Varşova'da karar: Polexit kapıda mı?
Polonya Anayasa Mahkemesi, AB hukukunun bazı bölümlerinin Polonya anayasasıyla uyumlu olmadığına karar verdi. Söz konusu bölümler, AB Komisyonu'nun hukuk devleti ilkesiyle ilgili konularda söz hakkına dair düzenlemeler. Basın, Brüksel'in bu karara vereceği tepkiyi ve yeni bir AB'den ayrılma vakasının mı söz konusu mu olacağını merak ediyor.
Brexit'ten daha tehlikeli
Financial Times'ın endişesi, AB'nin içten parçalanmaya karşı etkili bir hamlesi olmaması:
“Bu karar, AB'nin birliğini sağlayan hukuk düzenine yapılmış doğrudan bir saldırı mahiyetinde; Büyük Britanya AB'den çıktı. Polonya ise birliğin içinde kalmaya devam etmek isterken bir yandan da anayasal bağımsızlığını kullanmak arzusunda. Böyle yaparak AB'nin birliğini içten çökertiyor. ... Avrupa Birliği maalesef üyelerini ağır kural ihlalleri nedeniyle birlikten atacak mekanizmalara sahip değil. AB Komisyonu büyük olasılıkla yasal adımlar atıp Polonya'yı yüksek para cezalarıyla tehdit edecektir. ... Hükümetinin fanatizminin bedeliniyse ne yazık ki Polonya halkı ödeyecektir.”
Para musluğu kapatılmalı
Turun Sanomat, AB'nin Polonya'ya yapılan ödemelerin dondurulmasını istiyor:
“AB şimdiye kadar sorunlu ülkeleri yola getirmekte zorlandı. Henüz hiç kullanmamasına rağmen Lizbon Antlaşması'nda yer alan hukukun üstünlüğü ilkesini ihlal eden devletlere ödemeleri durdurma hakkı var AB'nin. ... Bu durumda üye ülkelerden sert tepki gelmesi mümkün, çünkü AB'de oybirliği gerektiren kararları engelleyebilirler. ... Polonya ve Macaristan'ın AB'den ayrılması için yaşananlar yetmez, zira bu ülkelerin vatandaşları AB üyeliğini destekliyor ve finansal destek miktarı oldukça büyük.”

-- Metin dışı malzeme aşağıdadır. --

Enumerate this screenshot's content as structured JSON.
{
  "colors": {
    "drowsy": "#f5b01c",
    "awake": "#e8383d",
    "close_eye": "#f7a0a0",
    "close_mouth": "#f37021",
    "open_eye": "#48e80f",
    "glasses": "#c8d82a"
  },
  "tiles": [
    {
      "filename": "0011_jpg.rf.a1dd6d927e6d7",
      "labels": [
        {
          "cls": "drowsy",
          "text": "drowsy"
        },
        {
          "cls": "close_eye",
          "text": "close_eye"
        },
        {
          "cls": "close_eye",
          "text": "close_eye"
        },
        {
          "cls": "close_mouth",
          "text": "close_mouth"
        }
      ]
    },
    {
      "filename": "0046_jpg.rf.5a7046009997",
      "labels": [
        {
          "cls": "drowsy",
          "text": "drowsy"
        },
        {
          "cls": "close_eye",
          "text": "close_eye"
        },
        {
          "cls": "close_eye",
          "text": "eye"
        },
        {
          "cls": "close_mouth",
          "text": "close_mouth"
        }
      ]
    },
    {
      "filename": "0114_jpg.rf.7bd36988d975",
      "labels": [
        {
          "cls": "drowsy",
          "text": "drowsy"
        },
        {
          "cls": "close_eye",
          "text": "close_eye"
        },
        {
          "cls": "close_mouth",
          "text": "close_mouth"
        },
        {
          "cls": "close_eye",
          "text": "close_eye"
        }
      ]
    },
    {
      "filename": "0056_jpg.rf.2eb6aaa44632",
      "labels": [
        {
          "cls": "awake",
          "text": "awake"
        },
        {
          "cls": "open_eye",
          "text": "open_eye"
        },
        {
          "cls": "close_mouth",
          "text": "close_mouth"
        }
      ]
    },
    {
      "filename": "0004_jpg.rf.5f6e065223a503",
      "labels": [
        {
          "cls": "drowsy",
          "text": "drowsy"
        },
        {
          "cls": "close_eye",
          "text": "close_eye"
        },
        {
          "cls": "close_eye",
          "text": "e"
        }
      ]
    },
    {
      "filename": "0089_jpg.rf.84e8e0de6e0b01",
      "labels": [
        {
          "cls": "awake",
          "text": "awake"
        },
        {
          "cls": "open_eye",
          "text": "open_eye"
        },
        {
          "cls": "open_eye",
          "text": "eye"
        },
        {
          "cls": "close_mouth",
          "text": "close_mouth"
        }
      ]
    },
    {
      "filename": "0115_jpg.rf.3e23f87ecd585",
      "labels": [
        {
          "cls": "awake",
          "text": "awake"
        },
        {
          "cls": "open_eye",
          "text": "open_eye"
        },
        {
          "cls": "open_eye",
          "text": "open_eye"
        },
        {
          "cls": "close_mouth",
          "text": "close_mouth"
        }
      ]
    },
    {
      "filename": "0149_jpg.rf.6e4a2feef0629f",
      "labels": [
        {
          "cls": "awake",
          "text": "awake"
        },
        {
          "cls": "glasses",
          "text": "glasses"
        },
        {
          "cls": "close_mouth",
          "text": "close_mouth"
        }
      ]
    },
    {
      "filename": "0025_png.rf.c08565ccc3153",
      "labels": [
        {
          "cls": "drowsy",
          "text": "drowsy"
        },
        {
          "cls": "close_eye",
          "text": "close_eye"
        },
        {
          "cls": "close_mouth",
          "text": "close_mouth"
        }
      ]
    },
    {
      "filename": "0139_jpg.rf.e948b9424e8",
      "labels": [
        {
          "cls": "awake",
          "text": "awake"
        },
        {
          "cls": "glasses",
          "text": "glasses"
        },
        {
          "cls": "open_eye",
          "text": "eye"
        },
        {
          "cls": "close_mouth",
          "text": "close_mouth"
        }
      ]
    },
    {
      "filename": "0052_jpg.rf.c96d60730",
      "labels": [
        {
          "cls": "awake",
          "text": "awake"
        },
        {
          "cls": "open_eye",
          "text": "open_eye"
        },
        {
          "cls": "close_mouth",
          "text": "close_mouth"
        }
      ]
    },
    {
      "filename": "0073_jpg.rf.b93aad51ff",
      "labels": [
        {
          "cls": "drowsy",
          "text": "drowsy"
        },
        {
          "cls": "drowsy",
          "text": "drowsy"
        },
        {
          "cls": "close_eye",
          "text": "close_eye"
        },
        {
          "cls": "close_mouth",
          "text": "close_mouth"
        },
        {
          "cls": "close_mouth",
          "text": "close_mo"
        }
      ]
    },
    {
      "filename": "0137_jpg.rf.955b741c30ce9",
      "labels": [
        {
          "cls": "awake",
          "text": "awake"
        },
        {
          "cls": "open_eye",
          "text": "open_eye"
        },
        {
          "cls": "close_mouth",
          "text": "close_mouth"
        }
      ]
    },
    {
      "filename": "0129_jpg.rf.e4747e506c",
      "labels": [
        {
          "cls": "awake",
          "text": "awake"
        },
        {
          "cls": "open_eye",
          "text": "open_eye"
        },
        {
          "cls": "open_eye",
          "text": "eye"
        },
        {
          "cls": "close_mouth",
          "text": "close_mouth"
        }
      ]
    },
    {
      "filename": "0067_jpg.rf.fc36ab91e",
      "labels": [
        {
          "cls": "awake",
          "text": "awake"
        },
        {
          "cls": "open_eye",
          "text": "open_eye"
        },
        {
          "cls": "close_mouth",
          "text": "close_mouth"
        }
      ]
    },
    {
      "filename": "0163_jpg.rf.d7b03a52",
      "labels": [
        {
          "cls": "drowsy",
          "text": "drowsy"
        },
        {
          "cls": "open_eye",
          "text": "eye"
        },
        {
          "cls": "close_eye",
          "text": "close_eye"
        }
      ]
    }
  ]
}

PiS yargıç cübbelerinin ardına gizleniyor
Polityka, Polonya hükümetinin yargı karşısında sergilediği çifte standarda vurgu yapıyor:
“PiS'li siyasiler, mahkemelerin bağımsızlığını ortadan kaldırma çabası içinde yargının 'demokratik meşruiyeti olmadığı', yani şüpheli olduğu ve önemli kararlar verme hakkına sahip olmadığı sloganını dillerine doladı. Ancak iş elini taşın altına koymaya geldiğinde, yani fiili kürtaj yasağının getirilmesi ya da AB hukukunun ulusal hukukun üzerine konması gibi, siyasi açıdan riskli projeleri üstlenmek söz konusu olduğunda, aynı PiS'li siyasetçiler, anayasa mahkemesinin sözde bağımsız yargıçlarının cüppeleri ardına saklanmakta bir sakınca görmüyor.”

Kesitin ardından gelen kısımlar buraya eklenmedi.